I saw booze, guns and fights on the Missouri House floor. Voters must fix this mess
The Kansas City Star’s Feb. 17 editorial, “Of dogs and dysfunction: Anarchy in Jefferson City,” was so right on the money. As a nine-year veteran of the Missouri House, I can wholeheartedly vouch that dysfunction is the legislature’s middle name.
As do most voters, I expect legislators to be serious when they take their oath of office. I want to trust they will treat their offices with reverence instead of middle school immaturity — I really do.
My first late-night session as a freshman involved debate over a pornography bill. Arguments proceeded way past midnight as I was introduced to #molegafterdark. Coffee cups are allowed on House chamber desks, yet during evening sessions, many of those cups contain alcohol. I was appalled at the drunken debate, remembering how hard I campaigned just to be sitting at one of those desks. Surrounding us were the words carved at the very top of the House chamber: “Liberty, Justice, Law, Progress, Truth, Knowledge, Honor.” Yeah, right.
Hijinks abound every session — particularly as tempers flare between the Republican-controlled state House and Senate. It is routine for both chambers to be at odds as constitutional deadlines loom and members are often campaigning against each other for higher office. Legislators are permitted to carry concealed guns in the Capitol (really) and many pat their pants pockets during high stress debates, reminding everyone who has firepower.

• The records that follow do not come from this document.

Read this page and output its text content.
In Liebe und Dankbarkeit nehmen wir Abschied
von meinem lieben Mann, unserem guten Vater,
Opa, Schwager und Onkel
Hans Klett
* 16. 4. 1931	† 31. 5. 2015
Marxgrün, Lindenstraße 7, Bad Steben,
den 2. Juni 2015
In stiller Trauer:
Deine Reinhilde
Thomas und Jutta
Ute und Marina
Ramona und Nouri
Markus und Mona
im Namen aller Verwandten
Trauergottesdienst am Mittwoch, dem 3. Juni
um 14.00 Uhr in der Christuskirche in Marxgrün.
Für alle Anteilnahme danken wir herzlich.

One year, I witnessed a screaming near-fistfight of legislators behind my seat as security rushed to intervene. On another late night, I prepared to hide under my desk as an armed inebriated state senator paced our side gallery in intimidation during a contentious House vote on her bill.
In 2015, House Speaker John Diehl barricaded himself in his office the last week of session after media unveiled his inappropriate sexual relationship with an intern. All work came to a standstill until he eventually resigned. That year, members of the Senate threw up their hands and adjourned sine die early. They had had enough hijinks and went home.

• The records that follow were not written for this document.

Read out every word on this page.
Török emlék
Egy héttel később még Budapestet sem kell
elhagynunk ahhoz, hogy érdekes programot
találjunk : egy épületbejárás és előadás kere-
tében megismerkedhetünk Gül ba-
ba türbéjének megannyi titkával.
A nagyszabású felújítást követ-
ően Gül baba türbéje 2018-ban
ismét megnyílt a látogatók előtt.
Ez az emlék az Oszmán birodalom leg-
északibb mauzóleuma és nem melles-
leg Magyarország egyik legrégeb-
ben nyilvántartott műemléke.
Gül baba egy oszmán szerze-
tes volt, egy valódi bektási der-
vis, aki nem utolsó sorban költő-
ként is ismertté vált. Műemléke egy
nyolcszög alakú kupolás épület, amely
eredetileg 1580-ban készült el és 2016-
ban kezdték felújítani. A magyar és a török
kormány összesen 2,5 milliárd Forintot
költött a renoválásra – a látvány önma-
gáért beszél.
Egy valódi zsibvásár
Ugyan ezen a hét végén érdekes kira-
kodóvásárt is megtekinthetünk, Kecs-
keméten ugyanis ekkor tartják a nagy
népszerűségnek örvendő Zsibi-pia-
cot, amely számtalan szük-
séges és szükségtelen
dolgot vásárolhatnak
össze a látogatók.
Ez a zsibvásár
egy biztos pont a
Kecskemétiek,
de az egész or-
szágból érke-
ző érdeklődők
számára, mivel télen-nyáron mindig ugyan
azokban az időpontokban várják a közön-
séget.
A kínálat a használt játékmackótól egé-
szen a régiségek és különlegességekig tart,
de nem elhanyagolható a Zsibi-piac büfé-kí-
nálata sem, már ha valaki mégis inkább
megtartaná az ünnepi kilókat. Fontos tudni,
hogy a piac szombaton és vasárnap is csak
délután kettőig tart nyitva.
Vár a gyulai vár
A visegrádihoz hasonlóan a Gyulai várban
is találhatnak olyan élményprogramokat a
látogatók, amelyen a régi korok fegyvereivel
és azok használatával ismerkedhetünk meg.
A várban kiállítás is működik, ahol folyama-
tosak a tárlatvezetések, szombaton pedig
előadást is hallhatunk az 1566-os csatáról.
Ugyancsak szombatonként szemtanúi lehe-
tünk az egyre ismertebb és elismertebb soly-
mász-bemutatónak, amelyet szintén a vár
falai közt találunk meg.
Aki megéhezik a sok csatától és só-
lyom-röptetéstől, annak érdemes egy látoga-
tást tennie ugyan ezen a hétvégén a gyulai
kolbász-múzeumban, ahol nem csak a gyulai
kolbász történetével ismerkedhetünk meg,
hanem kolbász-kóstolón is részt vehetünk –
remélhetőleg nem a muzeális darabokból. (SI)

In 2018, the House spent five months investigating then-Gov. Eric Greitens and members were ready to impeach him on several counts before he abruptly resigned. Impeachment drama as he faced potential felonies colored everything that session, with hardly anything getting done for the people.
Yet we keep hoping for serious people to take over and heed the state motto, “Let the welfare of the people be the supreme law.” It doesn’t say anything about hijinks.
There is plenty to do: Fund public schools instead of banning history and attacking teachers; provide access to health care to those who desperately need it and allocate federal relief education dollars, for starters. Accept that masks are not the enemy during a pandemic and that vaccinations, which most elected officials in Jefferson City have received, are lifesaving. Stop with the anti-science hooey left over from the 1692 Salem witch trials. Stop pretending you are aggrieved and, for once, leave your racism and hatred of transgender kids buried at home.
Modern-day dysfunction in the Capitol can’t be helped, which I’m convinced is why the award-winning TV series “Ozark” involves Jefferson City.
Seven hyperconservative state senators are holding the Senate hostage because they apparently learned bullying well as kids. It began with Sen. Mike Moon ignoring dress decorum and defiantly wearing overalls on the chamber floor. He was swiftly admonished and changed into proper attire only after arguing back in defense, like a juvenile. The senate president pro tem retaliated with a rare punishment by stripping Moon of his committee assignments. This was the same Moon who had made national news comparing abortion to the Holocaust, and who beheaded a chicken on camera to prove he was “pro-life.”
Now the ultra-right-wing seven insist they’ll shut down all Senate work with temper tantrums until they get their own way, including an extreme redistricted congressional map and radical agenda that the other 27 senators don’t support. To date, the Missouri Senate has yet to pass one bill this session, which is actually what they’re supposed to be doing.
Senate leadership has one tool to end the bullying: a “previous question” or PQ petition to end the filibuster, amended this year to require ten senators’ signatures instead of five — signatures they easily have. PQs are rarely used in the state Senate, but happen so regularly in the state House that the Democrats have a competitive regular end-of-session PQ pool, which I never was able to win.
Until we voters wise up, the dysfunction and hijinks will increase.
As will our embarrassment to say out loud we even live in Missouri.